Mariages communautaires : entre foi, pression sociale et crise de l’éducation

Par Myriam Bien-Aimé

Les vidéos de mariages communautaires organisés par certaines églises envahissent les réseaux sociaux. Des dizaines, parfois des centaines de couples vivant en concubinage sont invités – voire fortement encouragés – à régulariser leur union devant Dieu et devant la société. À première vue, l’initiative peut sembler louable : promouvoir le mariage et la stabilité familiale. Pourtant, derrière les rires que suscitent certaines séquences sur TikTok ou Facebook, une multitude de questions méritent d’être posées.

La première est celle de la liberté. Un mariage n’a de valeur que lorsqu’il est librement consenti. Se marie-t-on par désir profond, parce qu’on partage un projet de vie avec son partenaire, ou parce qu’une pression religieuse, sociale ou morale nous y contraint ? Une cérémonie collective ne devrait jamais devenir un instrument de culpabilisation ou de conformité.

Un autre aspect frappant est la manière dont certains participants s’expriment. On voit des hommes et des femmes faire d’immenses efforts pour prononcer quelques phrases en français, souvent sans en comprendre réellement le sens. Les erreurs deviennent virales, alimentent les moqueries et transforment un moment intime en spectacle. Pourquoi cette obsession de parler français à tout prix ? Pourquoi avons-nous tant de mal à reconnaître la valeur du créole, notre langue maternelle, celle qui exprime le mieux nos émotions et notre identité ? Maîtriser plusieurs langues est une richesse. Mais abandonner la sienne ou chercher à impressionner dans une langue que l’on ne maîtrise pas est une autre histoire. Il n’y a aucune honte à dire « oui » en créole lorsqu’on le pense avec le cœur. La véritable dignité ne dépend pas de la langue que l’on parle, mais de la sincérité de ce que l’on exprime.

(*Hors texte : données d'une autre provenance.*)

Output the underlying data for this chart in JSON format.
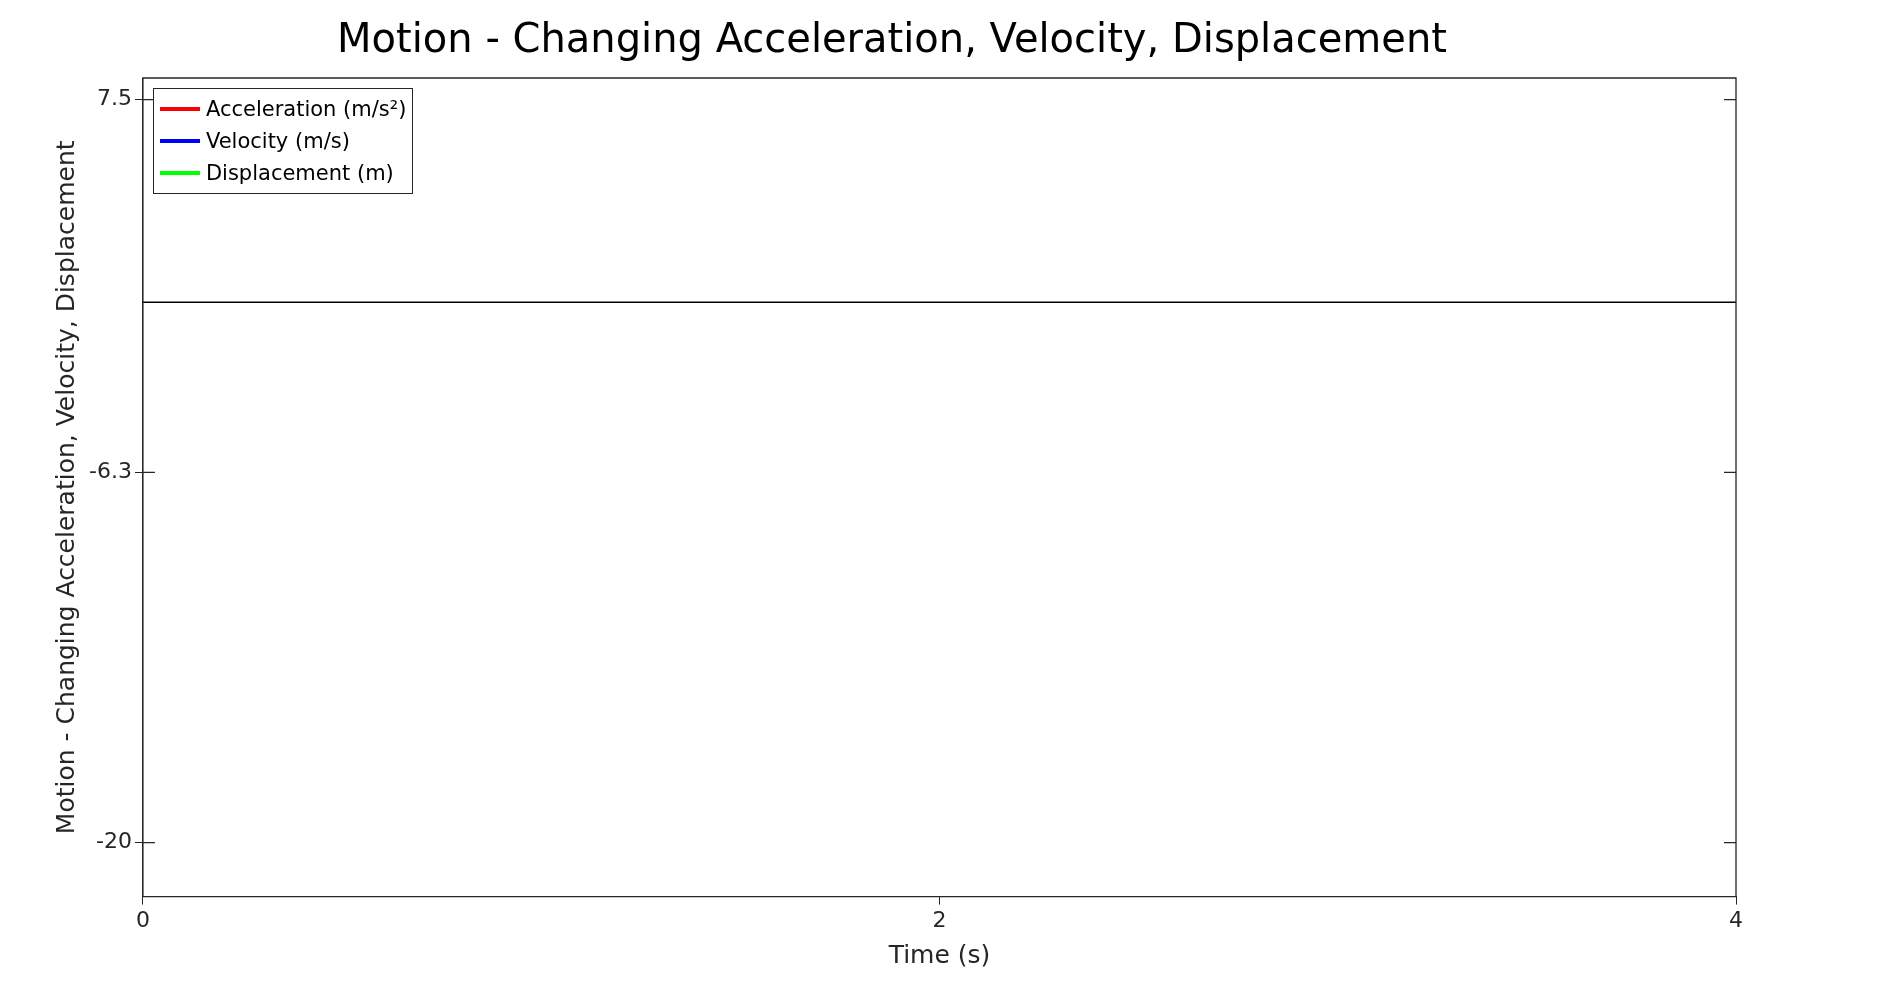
{
  "chart_data": {
    "type": "line",
    "title": "Motion - Changing Acceleration, Velocity, Displacement",
    "xlabel": "Time (s)",
    "ylabel": "Motion - Changing Acceleration, Velocity, Displacement",
    "series": [
      {
        "name": "Acceleration (m/s²)",
        "color": "#ff0000"
      },
      {
        "name": "Velocity (m/s)",
        "color": "#0000ff"
      },
      {
        "name": "Displacement (m)",
        "color": "#00ff00"
      },
      {
        "color": "#000000",
        "x": [
          0,
          4
        ],
        "values": [
          0,
          0
        ]
      }
    ],
    "xlim": [
      0,
      4
    ],
    "xticks": [
      0,
      2,
      4
    ],
    "ylim": [
      -22,
      8.3
    ],
    "yticks": [
      -20,
      -6.3,
      7.5
    ],
    "grid": false,
    "legend": "top left"
  }
}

Ces vidéos amusent des milliers d’internautes. Pourtant, au-delà des éclats de rire, elles révèlent une réalité plus profonde. Elles mettent en lumière les limites de notre système éducatif, qui laisse encore de nombreux citoyens incapables de s’exprimer avec assurance, que ce soit en français ou même parfois en créole écrit. Elles interrogent également notre rapport à l’éducation, à la culture et à l’estime de soi. Comment expliquer qu’après tant d’années passées sur les bancs de l’école, tant de personnes se retrouvent à réciter des phrases sans les comprendre ? Quel rôle ont joué notre système éducatif, nos institutions, nos églises, nos familles et même les réseaux sociaux dans cette situation ?

Les réseaux sociaux, quant à eux, amplifient le phénomène. Ils ne montrent souvent que les passages les plus embarrassants, ceux qui feront rire et généreront des milliers de vues. Les personnes filmées deviennent des objets de divertissement, tandis que les véritables problèmes passent au second plan : l’accès à une éducation de qualité, la valorisation de notre langue, le respect du libre choix et la compréhension du sens même du mariage.

Le mariage ne devrait jamais être un simple événement destiné à satisfaire une exigence religieuse ou à produire un contenu viral. Il est un engagement sérieux qui repose sur l’amour, le consentement et la responsabilité.

Au fond, ces mariages communautaires nous obligent à regarder notre société dans le miroir. Ils nous invitent à nous demander non seulement pourquoi tant de couples vivent en concubinage, mais aussi pourquoi nous continuons à confondre instruction et diplôme, foi et pression, langue française et intelligence, visibilité sur les réseaux sociaux et véritable progrès. Le débat ne devrait pas consister à se moquer de ceux qui trébuchent sur quelques mots de français. Il devrait plutôt nous conduire à réfléchir à ce que notre société est devenue, et surtout à ce que nous voulons qu’elle devienne.